Nuria flashes a toothy smile, and shakes her head: “Born a Real Madrid fan, will die a Real Madrid fan.”
“Impossible!”, Beltrán wails, aghast with mock-horror (or perhaps real horror):“The perfect woman does not exist after all!” To dilute the pain, he orders another round of gin and tonics.
On the AstroTurf greens outside, glamorously dressed Malagueños are beginning to occupy lounge furniture, and Nuria abandons us to care for other patrons. She has bartended in Ibiza and Mykonos before, so cocktail hour in Malaga may seem like child's play. And yet, perhaps not for long--after the waves of French retiree tour groups, a younger, suaver clientele is trickling, even pouring, into Malaga. The capital of the Costa del Sol is now claiming its place under the sun as the poshest city in Andalucia, and, in a country haunted by an extended economic slump, there is a different shine in the eyes of Malagueños.

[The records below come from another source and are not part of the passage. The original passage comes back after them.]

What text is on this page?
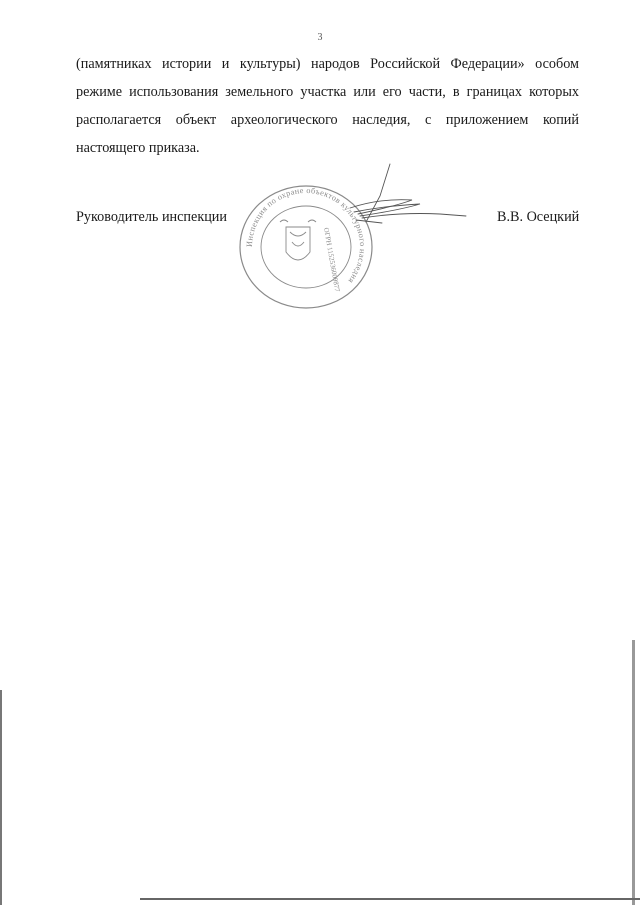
3
(памятниках истории и культуры) народов Российской Федерации» особом
режиме использования земельного участка или его части, в границах которых
располагается объект археологического наследия, с приложением копий
настоящего приказа.
Руководитель инспекции
Инспекция по охране объектов культурного наследия
ОГРН 1152536009877
В.В. Осецкий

Along the marina, flashy beach lounges are serving pitchers of sangria to tourists in sporty sandals. It may all seem like bourgeois glamour, but signs of a different life cannot be so easily erased. Out of the city center, the grittier working class neighborhoods of Malaga remain--blocks of salmon colored housing projects soiled by passing decades, indistinguishable from those of other Spanish cities. But few visitors will venture past the industrial port, where a newly built promenade is domed by great wavy beams reminiscent of a whale’s spine. The coarse sand of the municipal beach, la Malagueta, is dirty from fresh residue of parties past--cigarette butts and empty boxes, plastic cups, mini vodka bottles. Young people come here at night to drink, smoke, sit in circles. Trash amasses faster than it can be cleared, an unsweepable urban reality.
Some years ago in Malaga, fellow study abroaders and I had spent a hazy October weekend drinking on the rooftop of our hostel, feeding coins into cigarette vending machines in cafe-bars, and lazing on the city’s main beach with bottles of lukewarm wine dotting the edges of our towels. Clearly, the young, stupid, and romantic are still here, with each year bringing a new crop that feeds on the indolent yet feverous energy of Malaga.
Beyond the line of buoys, a colossal cruise ship sails towards us from the horizon like a mystic beast, perhaps from a distant port in France or Italy, bearing in its bowels the human cargo that has become Malaga’s new gold. Commercialism or not, the city's uncertain beauty deserves to be admired. We wade into the Mediterranean. As the evening cools the water’s edge, the waves roll ashore gently, carrying the promises of a nascent summer.